I am honored to receive this award and thank you for thinking that I deserve it. It was suggested to me that I take a few minutes to discuss the impact of my Groton experience on my life and career.
I arrived here, a homesick twelve-year-old, in the fall of 1939 as World War II began, and graduated six years later a few months after the Germans surrendered. The war was constantly with us, the deaths of Groton boys mourned in Chapel day after day. My fear was that the war would be over before I could join up. I enlisted in the Navy and was called up on my eighteenth birthday in July 1945. My classmate Dan de Menocal and I went to boot camp together. As we stood naked to receive our medical shots, a voice boomed out. “Has anyone here ever sung in a choir?” My hand went up. My years in the school choir landed me in the Choir Company, a choice assignment—160 men and boys who performed on Sundays for the five thousand inmates of the camp.
We were being trained to man the landing craft that would go ashore on the islands of Japan. Half of us would be killed, we were told. Of course, it would be the other guy, not me. On August 14, 1945, we were rehearsing the Hallelujah Chorus. Our director came in: “Well boys, the Japs must have heard you. They just surrendered.”
The next moment when my Groton years changed my life was after boot camp. Hopes for sea duty had been replaced by washing soup bowls in Newport, Rhode Island, for three thousand men a meal. My records got lost so it appeared that soup bowls would be the peak of my naval career. Each morning, walking back to the barracks for a short break between meals, I noticed a sign on a building: “Navigation and chart correction.” I went in. At the end of a long hall in a small office sat a full commander in dress blues. He looked like Ronald Coleman. I stood in the doorway in my egg-smeared dungarees. “What can I do for you?” he said. I stuttered rather badly then but managed to say that I knew six different methods of celestial navigation. Philip Nash, my math teacher, had taught me this in a Sixth Form tutorial. “Can you compute sunrise and sunset?” the commander asked. I could, I said, and within minutes I was out of the scullery and teaching sunrise and sunset. I wrote Mr. Nash my thanks and got a nice letter back.
The student body in my time bore little resemblance to the remarkable boys and girls you have here today—some of whom have dazzled me in my Harvard classroom. But we had magnificent teachers—Doc Irons, Paul Wright, Bob Moss, Phil Nash, Zoo Zahner, Fritz Deveau, and many more. Two nights a week, I would go to Bob Moss’ house to discuss Gunnar Myrdal’s The American Dilemma, the first thorough analysis of racial discrimination in the United States. There was born my propensity to protest. In 1960, I was thrown out of the Metropolitan Club in Washington for taking a black friend to lunch.
When I was thirteen, Fritz Deveau was starting what became the Groton School Band. He confronted me one day with his icy blue eyes. “George, you will play the clarinet. A teacher will be here from Ayer next week.” I played second clarinet. Today I joyfully and gratefully play third clarinet in the Dane Street Community Concert Band in my hometown.
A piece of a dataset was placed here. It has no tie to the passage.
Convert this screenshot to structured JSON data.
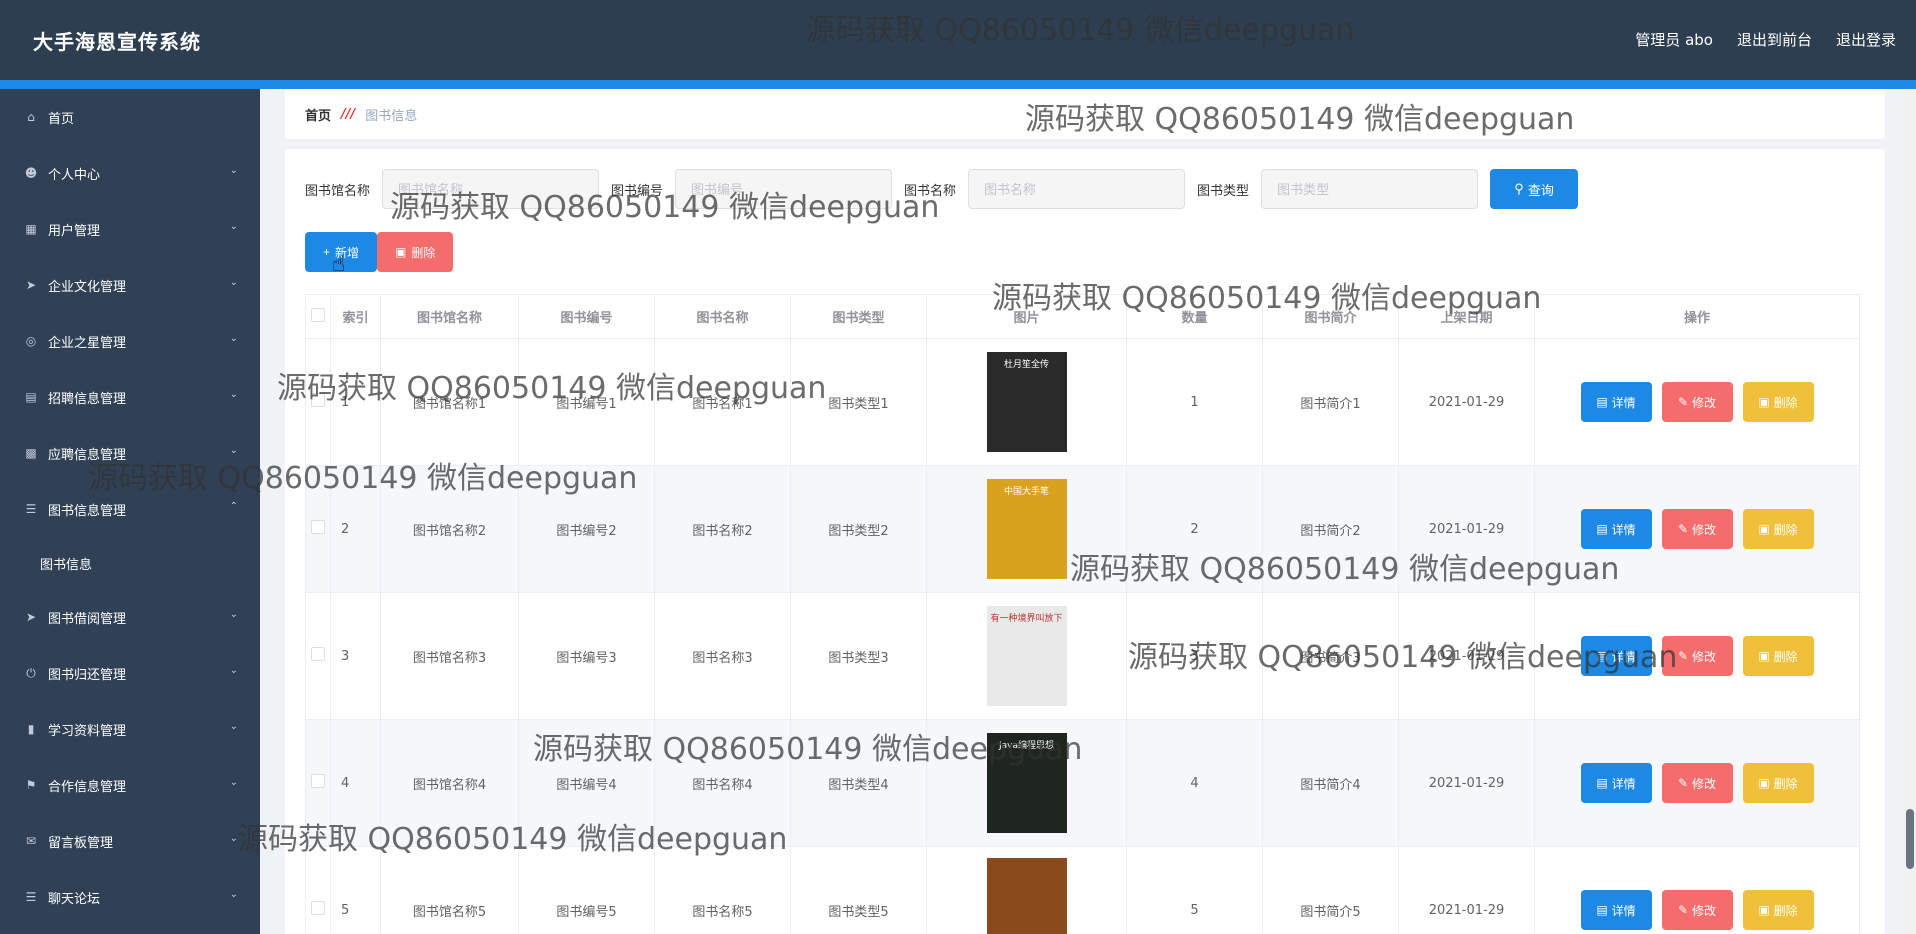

We were, of course, inundated with religion. Daily chapel, twice on Sundays, sacred studies. I’m ashamed to say that on the faith or creedal side of things I have not done well, but Groton gave me what has become a lifelong interest in the history of religion and theology. In fact, most of my books deal with applied theology—what I call ideology. It gets us into a lot of trouble in the U.S. We don’t practice what we preach and we have hard time preaching what we practice. You may recall the Tea Party fellow who said: “Don’t let big government take away my Medicare.”
Groton has shaped my life in many ways. Perhaps most of all, in teaching me how to write—not great writing, but serviceable writing. My stutter, for many years, excluded a career that required talking. So I was a newspaper reporter. I went to Washington as a speechwriter. My first book landed me at Harvard where writing is part of the job.
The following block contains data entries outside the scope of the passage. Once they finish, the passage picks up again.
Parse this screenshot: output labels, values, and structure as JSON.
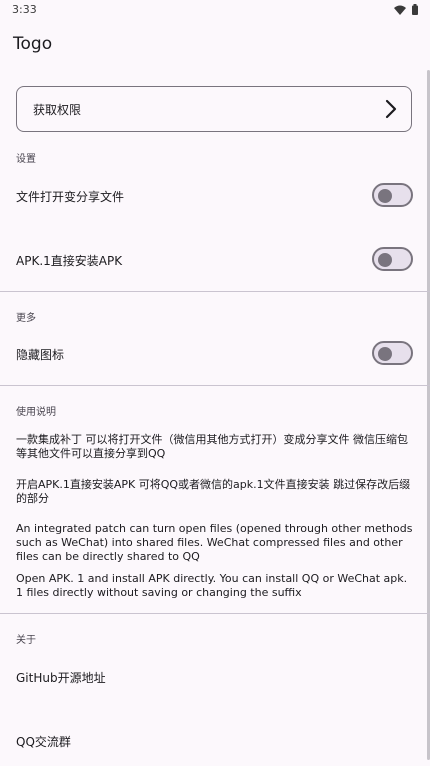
{
  "status_bar": {
    "time": "3:33",
    "icons": [
      "wifi-icon",
      "battery-icon"
    ]
  },
  "app": {
    "title": "Togo"
  },
  "permission": {
    "label": "获取权限",
    "icon": "chevron-right-icon"
  },
  "settings": {
    "title": "设置",
    "items": [
      {
        "label": "文件打开变分享文件",
        "enabled": false
      },
      {
        "label": "APK.1直接安装APK",
        "enabled": false
      }
    ]
  },
  "more": {
    "title": "更多",
    "items": [
      {
        "label": "隐藏图标",
        "enabled": false
      }
    ]
  },
  "usage": {
    "title": "使用说明",
    "paragraphs": [
      "一款集成补丁 可以将打开文件（微信用其他方式打开）变成分享文件 微信压缩包等其他文件可以直接分享到QQ",
      "开启APK.1直接安装APK 可将QQ或者微信的apk.1文件直接安装 跳过保存改后缀的部分",
      "An integrated patch can turn open files (opened through other methods such as WeChat) into shared files. WeChat compressed files and other files can be directly shared to QQ",
      " Open APK. 1 and install APK directly. You can install QQ or WeChat apk. 1 files directly without saving or changing the suffix"
    ]
  },
  "about": {
    "title": "关于",
    "links": [
      "GitHub开源地址",
      "QQ交流群"
    ]
  },
  "colors": {
    "background": "#fcf8fc",
    "outline": "#79747e",
    "switch_track": "#e7e0ec",
    "divider": "#cac4d0"
  }
}
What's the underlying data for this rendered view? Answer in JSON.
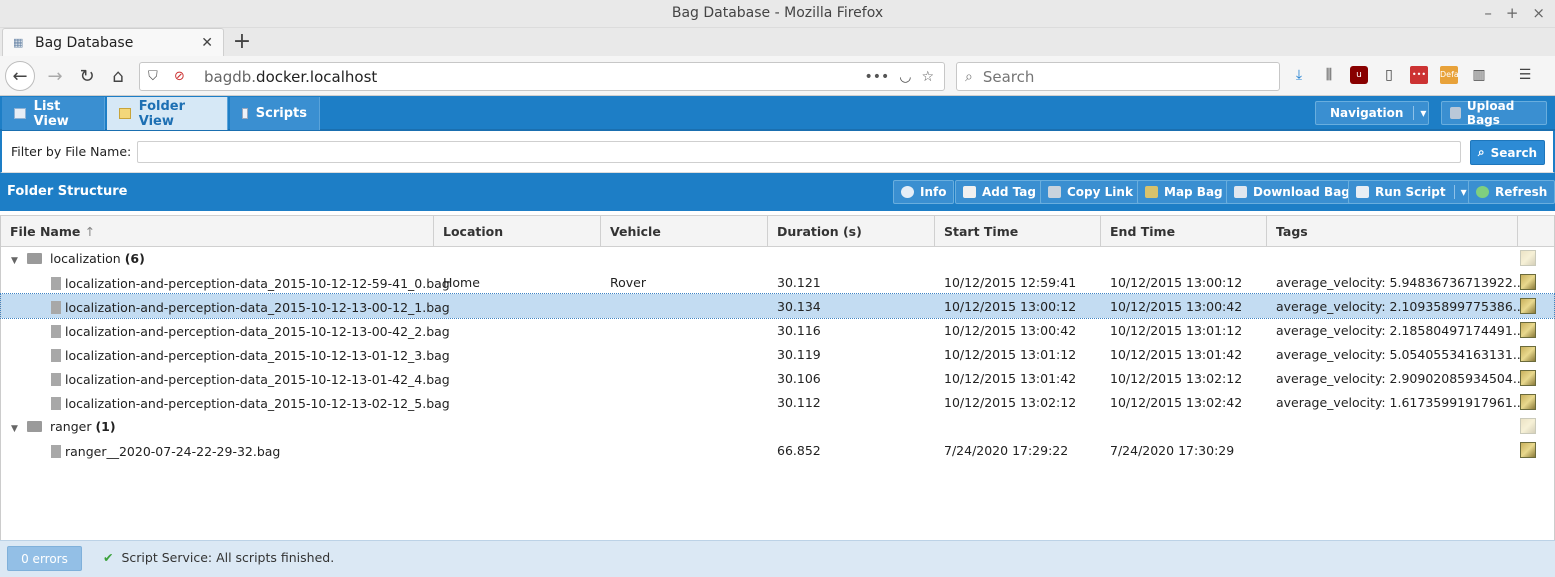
{
  "window": {
    "title": "Bag Database - Mozilla Firefox"
  },
  "browser": {
    "tab_label": "Bag Database",
    "url_prefix": "bagdb.",
    "url_domain": "docker.localhost",
    "search_placeholder": "Search",
    "ext_badge": "Defa"
  },
  "app": {
    "tabs": [
      {
        "label": "List View",
        "icon": "list-icon"
      },
      {
        "label": "Folder View",
        "icon": "folder-icon"
      },
      {
        "label": "Scripts",
        "icon": "script-icon"
      }
    ],
    "navigation_label": "Navigation",
    "upload_label": "Upload Bags"
  },
  "filter": {
    "label": "Filter by File Name:",
    "value": "",
    "search_label": "Search"
  },
  "folder": {
    "title": "Folder Structure",
    "buttons": {
      "info": "Info",
      "add_tag": "Add Tag",
      "copy_link": "Copy Link",
      "map_bag": "Map Bag",
      "download_bag": "Download Bag",
      "run_script": "Run Script",
      "refresh": "Refresh"
    }
  },
  "grid": {
    "columns": [
      "File Name",
      "Location",
      "Vehicle",
      "Duration (s)",
      "Start Time",
      "End Time",
      "Tags"
    ],
    "groups": [
      {
        "name": "localization",
        "count": "(6)",
        "rows": [
          {
            "file": "localization-and-perception-data_2015-10-12-12-59-41_0.bag",
            "location": "Home",
            "vehicle": "Rover",
            "duration": "30.121",
            "start": "10/12/2015 12:59:41",
            "end": "10/12/2015 13:00:12",
            "tags": "average_velocity: 5.94836736713922..."
          },
          {
            "file": "localization-and-perception-data_2015-10-12-13-00-12_1.bag",
            "location": "",
            "vehicle": "",
            "duration": "30.134",
            "start": "10/12/2015 13:00:12",
            "end": "10/12/2015 13:00:42",
            "tags": "average_velocity: 2.10935899775386..."
          },
          {
            "file": "localization-and-perception-data_2015-10-12-13-00-42_2.bag",
            "location": "",
            "vehicle": "",
            "duration": "30.116",
            "start": "10/12/2015 13:00:42",
            "end": "10/12/2015 13:01:12",
            "tags": "average_velocity: 2.18580497174491..."
          },
          {
            "file": "localization-and-perception-data_2015-10-12-13-01-12_3.bag",
            "location": "",
            "vehicle": "",
            "duration": "30.119",
            "start": "10/12/2015 13:01:12",
            "end": "10/12/2015 13:01:42",
            "tags": "average_velocity: 5.05405534163131..."
          },
          {
            "file": "localization-and-perception-data_2015-10-12-13-01-42_4.bag",
            "location": "",
            "vehicle": "",
            "duration": "30.106",
            "start": "10/12/2015 13:01:42",
            "end": "10/12/2015 13:02:12",
            "tags": "average_velocity: 2.90902085934504..."
          },
          {
            "file": "localization-and-perception-data_2015-10-12-13-02-12_5.bag",
            "location": "",
            "vehicle": "",
            "duration": "30.112",
            "start": "10/12/2015 13:02:12",
            "end": "10/12/2015 13:02:42",
            "tags": "average_velocity: 1.61735991917961..."
          }
        ]
      },
      {
        "name": "ranger",
        "count": "(1)",
        "rows": [
          {
            "file": "ranger__2020-07-24-22-29-32.bag",
            "location": "",
            "vehicle": "",
            "duration": "66.852",
            "start": "7/24/2020 17:29:22",
            "end": "7/24/2020 17:30:29",
            "tags": ""
          }
        ]
      }
    ]
  },
  "status": {
    "errors_label": "0 errors",
    "message": "Script Service: All scripts finished."
  },
  "colors": {
    "accent": "#1d7ec6",
    "selected_row": "#c3dcf2",
    "status_bg": "#dbe8f4"
  }
}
Looking back on my school days, I see enormous gratitude mixed with the remembrance of stifling rules and much punishment for violating them, entailing lots of forced labor, washing windows and shoveling coal. Individualism was not encouraged. One of my friends was caught running off one day to take flying lessons. The next thing we knew, he was going to Brooks.
Groton was demanding, rigorous, tough. When I joined the Navy, I felt oddly liberated. But I shall always be grateful for the extraordinary efforts of my teachers and for all they did for me. The school was hard, but it made life easy. Life after Groton was a piece of cake.